Photo by Lac Phap licensed CC BY-NC 2.0

Vesak (say "VEE-sak") is the most important day in the Buddhist calendar. It’s a holiday that celebrates the birth of Buddha — the person who began the religion known as Buddhism. The day is also known as Wesak, Buddha Day, or Buddha Burmina. It’s celebrated on the day of the full moon in May, which lands on different days depending on where you live in the world.

How is it celebrated?

Buddha statue gets a ladle of water poured on him.
The "bathing Buddha" ritual uses fragrant water to bathe baby Buddha to wash away anger, greed and ignorance. (AP Photo/J Pat Carter)

People often prepare for the holiday by cleaning their homes and decorating them. Temples are also decorated with flowers. When Vesak arrives, Buddhists visit their temples. They bring offerings of food, candles and flowers to the monks who then chant, pray and teach lessons to all of those who have come to the temple that day. A special ceremony called “bathing the Buddha” also takes place on Vesak. During this ritual, people pour water over a statue of Buddha. It’s a way to show respect to Buddha for his teachings and it’s also a celebration of new beginnings.

Are there any other special traditions?

Indonesian Buddhists pray with candles on the street.
Indonesian Buddhists pray during a ceremony welcoming the holy month of Vesak in Medan, North Sumatra, Indonesia. (AP Photo/Binsar Bakkara)

The holiday of Vesak also focuses on giving to others. For this reason, people take part in acts of charity. To help others, they donate money and gifts to those in need; this is seen as a way to spread happiness and consider others.

Do celebrations vary from country to country?

Boy stands and looks at lanterns on the eve of Vesak.
A boy looks at lanterns at a street on the eve of Vesak full moon day, or a day ahead of Buddha Purnima, in Colombo, Sri Lanka. (AP Photo/Eranga Jayawardena)

Depending on the country, there are a number of different traditions for Vesak. For instance, in Thailand and Indonesia, special lanterns are made from paper and wood and then they’re hung from houses and trees.
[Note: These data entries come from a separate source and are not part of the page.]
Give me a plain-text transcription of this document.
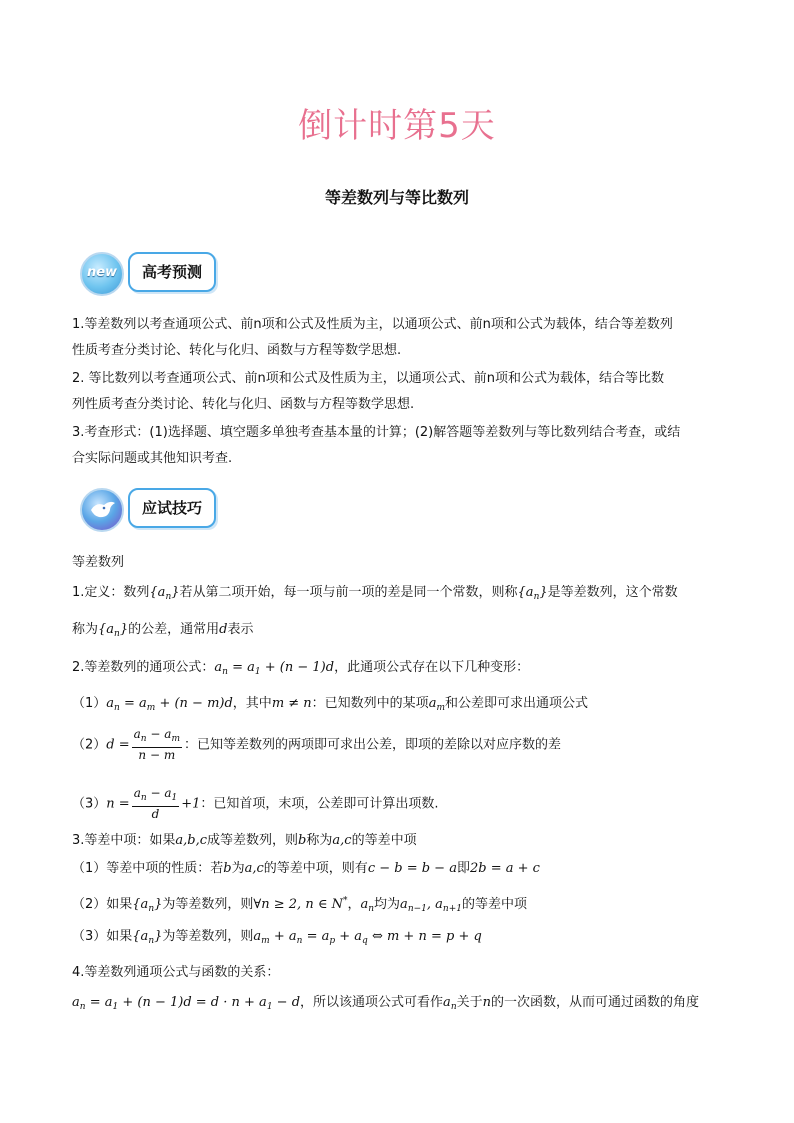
倒计时第5天
等差数列与等比数列
new	高考预测
1.等差数列以考查通项公式、前n项和公式及性质为主，以通项公式、前n项和公式为载体，结合等差数列
性质考查分类讨论、转化与化归、函数与方程等数学思想.
2. 等比数列以考查通项公式、前n项和公式及性质为主，以通项公式、前n项和公式为载体，结合等比数
列性质考查分类讨论、转化与化归、函数与方程等数学思想.
3.考查形式：(1)选择题、填空题多单独考查基本量的计算；(2)解答题等差数列与等比数列结合考查，或结
合实际问题或其他知识考查.
应试技巧
等差数列
1.定义：数列$\{a_n\}$若从第二项开始，每一项与前一项的差是同一个常数，则称$\{a_n\}$是等差数列，这个常数
称为$\{a_n\}$的公差，通常用d表示
2.等差数列的通项公式：$a_n = a_1 + (n - 1)d$，此通项公式存在以下几种变形：
$(1)a_n = a_m + (n - m)d$，其中m ≠ n：已知数列中的某项$a_m$和公差即可求出通项公式
$(2)d = \frac{a_n - a_m}{n - m}$ ：已知等差数列的两项即可求出公差，即项的差除以对应序数的差
$(3)n = \frac{a_n - a_1}{d} +1$：已知首项，末项，公差即可计算出项数.
3.等差中项：如果a,b,c成等差数列，则b称为a,c的等差中项
（1）等差中项的性质：若b为a,c的等差中项，则有c − b = b − a即2b = a + c
（2）如果$\{a_n\}$为等差数列，则∀n ≥ 2, n ∈ N*，$a_n$均为$a_{n-1}$, $a_{n+1}$的等差中项
（3）如果$\{a_n\}$为等差数列，则$a_m + a_n = a_p + a_q$ ⇔ m + n = p + q
4.等差数列通项公式与函数的关系：
$a_n = a_1 + (n - 1)d = d \cdot n + a_1 - d$，所以该通项公式可看作$a_n$关于n的一次函数，从而可通过函数的角度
In China, there is a tradition of creating large, colourful dragons that are carried through the streets in a parade and some countries release caged birds into the air to symbolize that all creatures should be free and happy.

What else should I know about Buddha?

Statue of Buddha in front of a bright green wall.
Buddha that sits at the entrance to Miami's Zen Village as members of the community celebrate Buddha's birthday. (AP Photo/J Pat Carter)

Buddha was born in 563 BC and was the son of an Indian king. He was originally named Siddhartha Gautama and he lived a priviledged life inside the walls of his family’s palace. After growing up and having a family, he decided to venture out beyond his palace walls. Along the way he saw people suffering from old age, sickness and death. This affected him so much that he decided to leave his life of comfort to become a holy man. Siddhartha wandered around ancient India for six years; he spent his time meditating and trying to find true happiness. His main goal in life was to find a way to end human suffering. One day while meditating under a fig tree, Siddhartha awoke filled with complete joy. This is when he became known as Buddha, which means Enlightened One. He began to teach about compassion and peace — these teachings have become the foundation of Buddhism.